PARIS (Nov. 13)
A United Nations special commission meeting here voted 59-22 tonight in favor of an Arab-sponsored resolution condemning Israel for its archeological digs and cultural activities in Jerusalem and reaffirming the continued application of UNESCO sanctions voted in 1974. There were eight abstentions. The United States and most Western countries voted against the resolution.
It still must be approved by the General Conference of UNESCO to become final. But that is considered a formality. Shortly before the vote, the head of the Israeli delegation, Ambassador Amiel Najar, warned the commission that Israel might have “to re-examine” its relationship with UNESCO if the sanctions were maintained. After the voting, Najar denounced the vote as “absurd and intolerable.”
U.S. EXPLAINS ITS SILENCE
The American delegation did not speak before the voting nor did it urge its traditional friends and allies to vote against the resolution. As a result, there was none of the high tension and drama that marked the 1974 voting after which the U.S. withheld its financial dues and hundreds of artists, writers and musicians refused to cooperate with UNESCO in protest against its “politization.”

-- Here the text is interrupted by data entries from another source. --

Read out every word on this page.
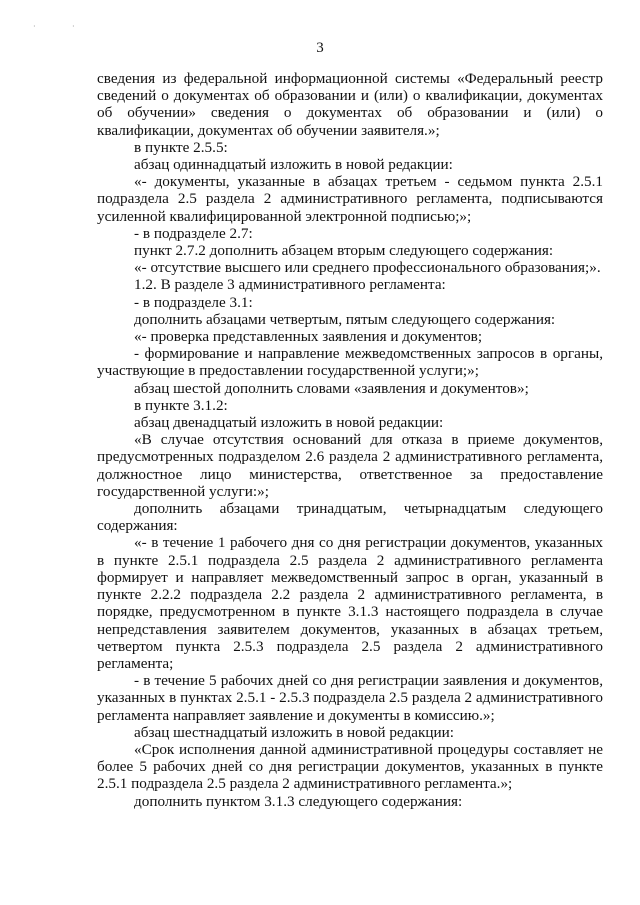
·	·
3

сведения из федеральной информационной системы «Федеральный реестр сведений о документах об образовании и (или) о квалификации, документах об обучении» сведения о документах об образовании и (или) о квалификации, документах об обучении заявителя.»;

в пункте 2.5.5:

абзац одиннадцатый изложить в новой редакции:

«- документы, указанные в абзацах третьем - седьмом пункта 2.5.1 подраздела 2.5 раздела 2 административного регламента, подписываются усиленной квалифицированной электронной подписью;»;

- в подразделе 2.7:

пункт 2.7.2 дополнить абзацем вторым следующего содержания:

«- отсутствие высшего или среднего профессионального образования;».

1.2. В разделе 3 административного регламента:

- в подразделе 3.1:

дополнить абзацами четвертым, пятым следующего содержания:

«- проверка представленных заявления и документов;

- формирование и направление межведомственных запросов в органы, участвующие в предоставлении государственной услуги;»;

абзац шестой дополнить словами «заявления и документов»;

в пункте 3.1.2:

абзац двенадцатый изложить в новой редакции:

«В случае отсутствия оснований для отказа в приеме документов, предусмотренных подразделом 2.6 раздела 2 административного регламента, должностное лицо министерства, ответственное за предоставление государственной услуги:»;

дополнить абзацами тринадцатым, четырнадцатым следующего содержания:

«- в течение 1 рабочего дня со дня регистрации документов, указанных в пункте 2.5.1 подраздела 2.5 раздела 2 административного регламента формирует и направляет межведомственный запрос в орган, указанный в пункте 2.2.2 подраздела 2.2 раздела 2 административного регламента, в порядке, предусмотренном в пункте 3.1.3 настоящего подраздела в случае непредставления заявителем документов, указанных в абзацах третьем, четвертом пункта 2.5.3 подраздела 2.5 раздела 2 административного регламента;

- в течение 5 рабочих дней со дня регистрации заявления и документов, указанных в пунктах 2.5.1 - 2.5.3 подраздела 2.5 раздела 2 административного регламента направляет заявление и документы в комиссию.»;

абзац шестнадцатый изложить в новой редакции:

«Срок исполнения данной административной процедуры составляет не более 5 рабочих дней со дня регистрации документов, указанных в пункте 2.5.1 подраздела 2.5 раздела 2 административного регламента.»;

дополнить пунктом 3.1.3 следующего содержания:
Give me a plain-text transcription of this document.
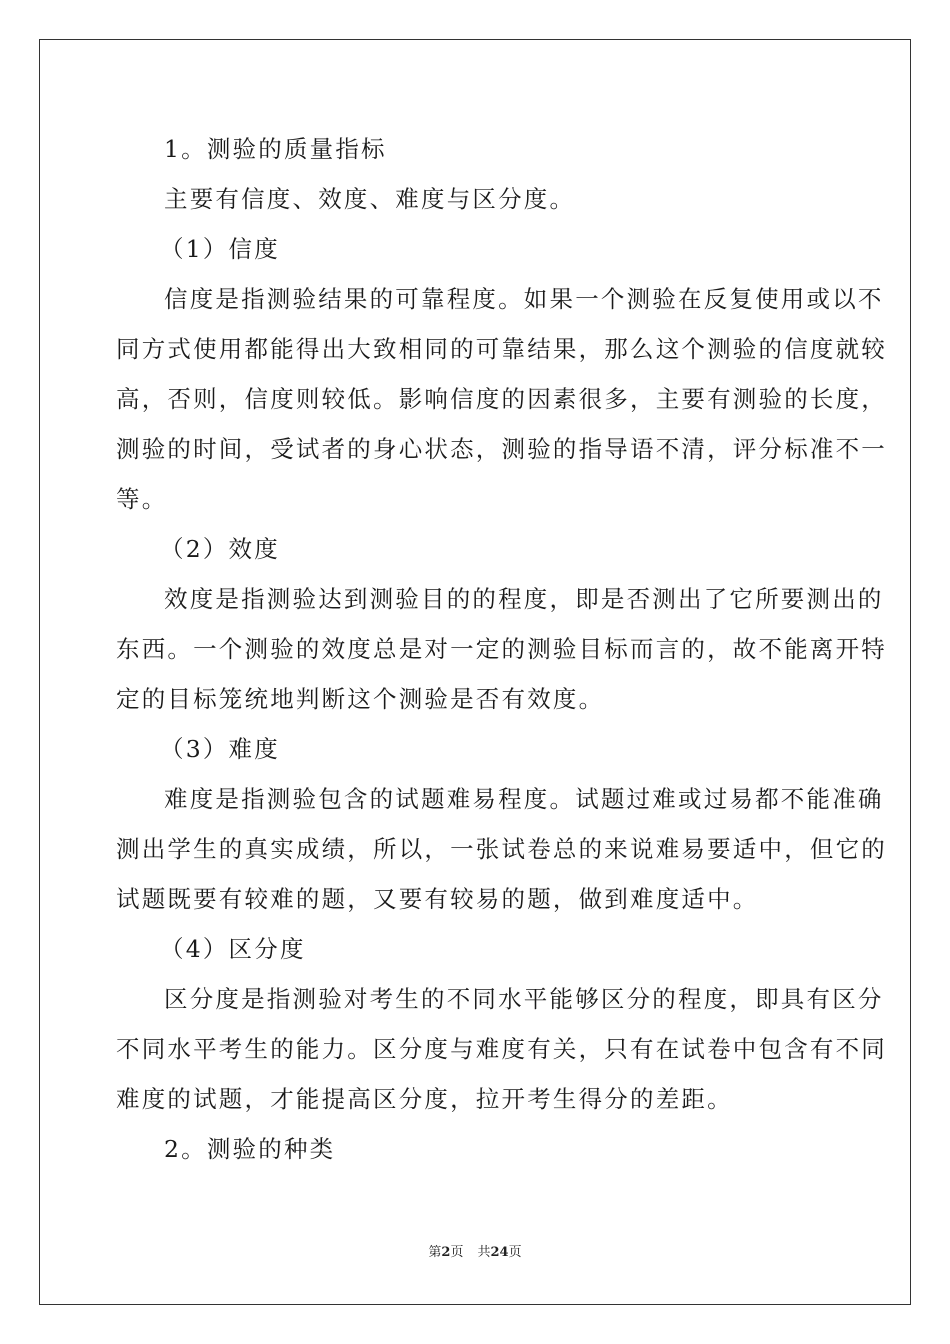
1。测验的质量指标
主要有信度、效度、难度与区分度。
（1）信度
信度是指测验结果的可靠程度。如果一个测验在反复使用或以不
同方式使用都能得出大致相同的可靠结果，那么这个测验的信度就较
高，否则，信度则较低。影响信度的因素很多，主要有测验的长度，
测验的时间，受试者的身心状态，测验的指导语不清，评分标准不一
等。
（2）效度
效度是指测验达到测验目的的程度，即是否测出了它所要测出的
东西。一个测验的效度总是对一定的测验目标而言的，故不能离开特
定的目标笼统地判断这个测验是否有效度。
（3）难度
难度是指测验包含的试题难易程度。试题过难或过易都不能准确
测出学生的真实成绩，所以，一张试卷总的来说难易要适中，但它的
试题既要有较难的题，又要有较易的题，做到难度适中。
（4）区分度
区分度是指测验对考生的不同水平能够区分的程度，即具有区分
不同水平考生的能力。区分度与难度有关，只有在试卷中包含有不同
难度的试题，才能提高区分度，拉开考生得分的差距。
2。测验的种类
第2页 共24页
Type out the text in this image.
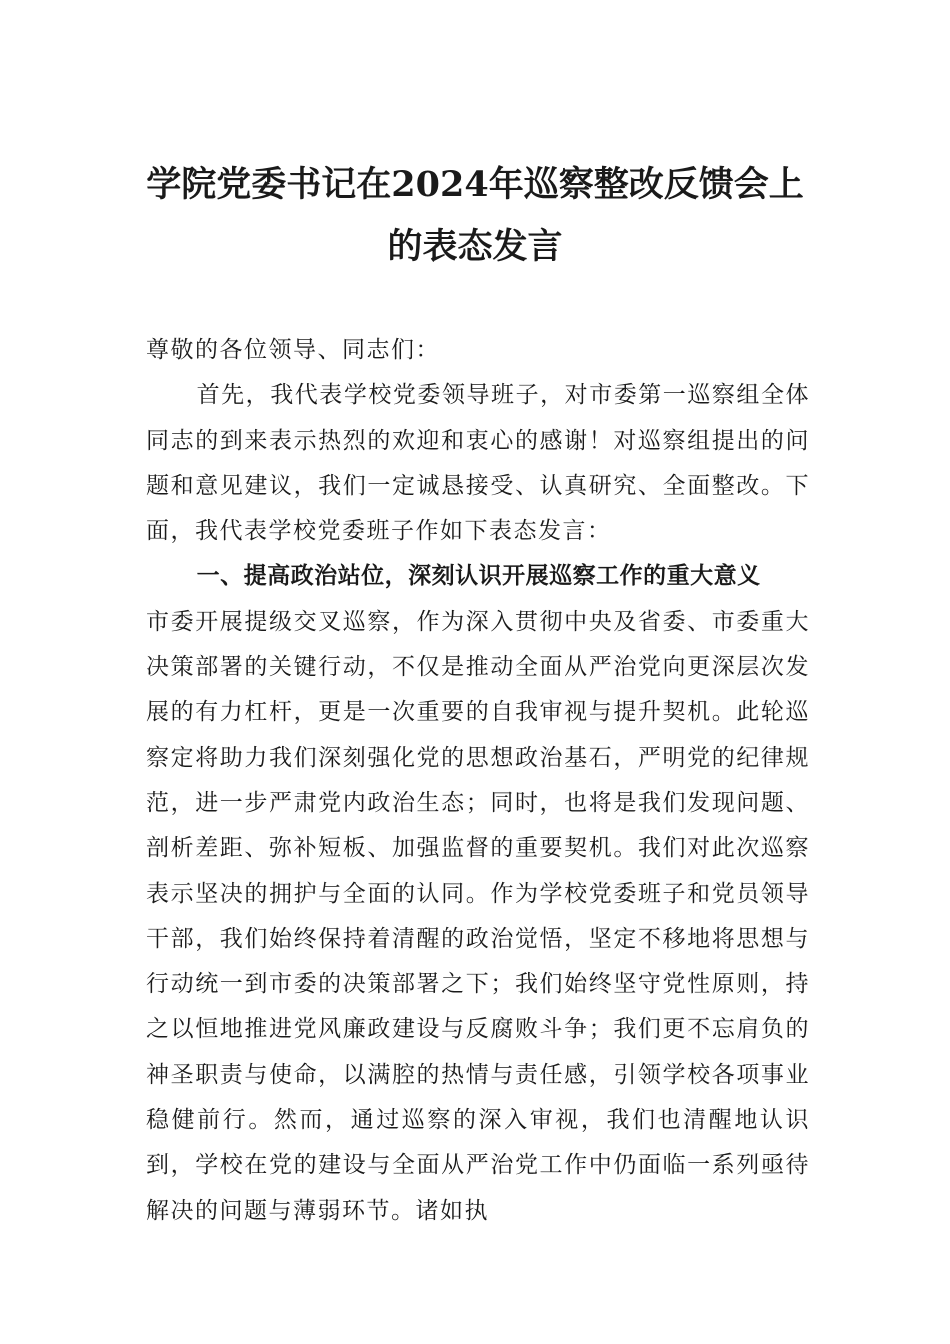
学院党委书记在2024年巡察整改反馈会上
的表态发言

尊敬的各位领导、同志们：

首先，我代表学校党委领导班子，对市委第一巡察组全体同志的到来表示热烈的欢迎和衷心的感谢！对巡察组提出的问题和意见建议，我们一定诚恳接受、认真研究、全面整改。下面，我代表学校党委班子作如下表态发言：

一、提高政治站位，深刻认识开展巡察工作的重大意义

市委开展提级交叉巡察，作为深入贯彻中央及省委、市委重大决策部署的关键行动，不仅是推动全面从严治党向更深层次发展的有力杠杆，更是一次重要的自我审视与提升契机。此轮巡察定将助力我们深刻强化党的思想政治基石，严明党的纪律规范，进一步严肃党内政治生态；同时，也将是我们发现问题、剖析差距、弥补短板、加强监督的重要契机。我们对此次巡察表示坚决的拥护与全面的认同。作为学校党委班子和党员领导干部，我们始终保持着清醒的政治觉悟，坚定不移地将思想与行动统一到市委的决策部署之下；我们始终坚守党性原则，持之以恒地推进党风廉政建设与反腐败斗争；我们更不忘肩负的神圣职责与使命，以满腔的热情与责任感，引领学校各项事业稳健前行。然而，通过巡察的深入审视，我们也清醒地认识到，学校在党的建设与全面从严治党工作中仍面临一系列亟待解决的问题与薄弱环节。诸如执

But after the results were announced, the head of the U.S. delegation took the floor. He said: “My silence does not indicate the weakening of the American government’s opposition to sanction which we consider extra-constitutional, unfair and contrary to normal practice. We kept silent because important negotiations are taking place elsewhere and we did not want to inflame the debate which might have been prejudicial to these talks.”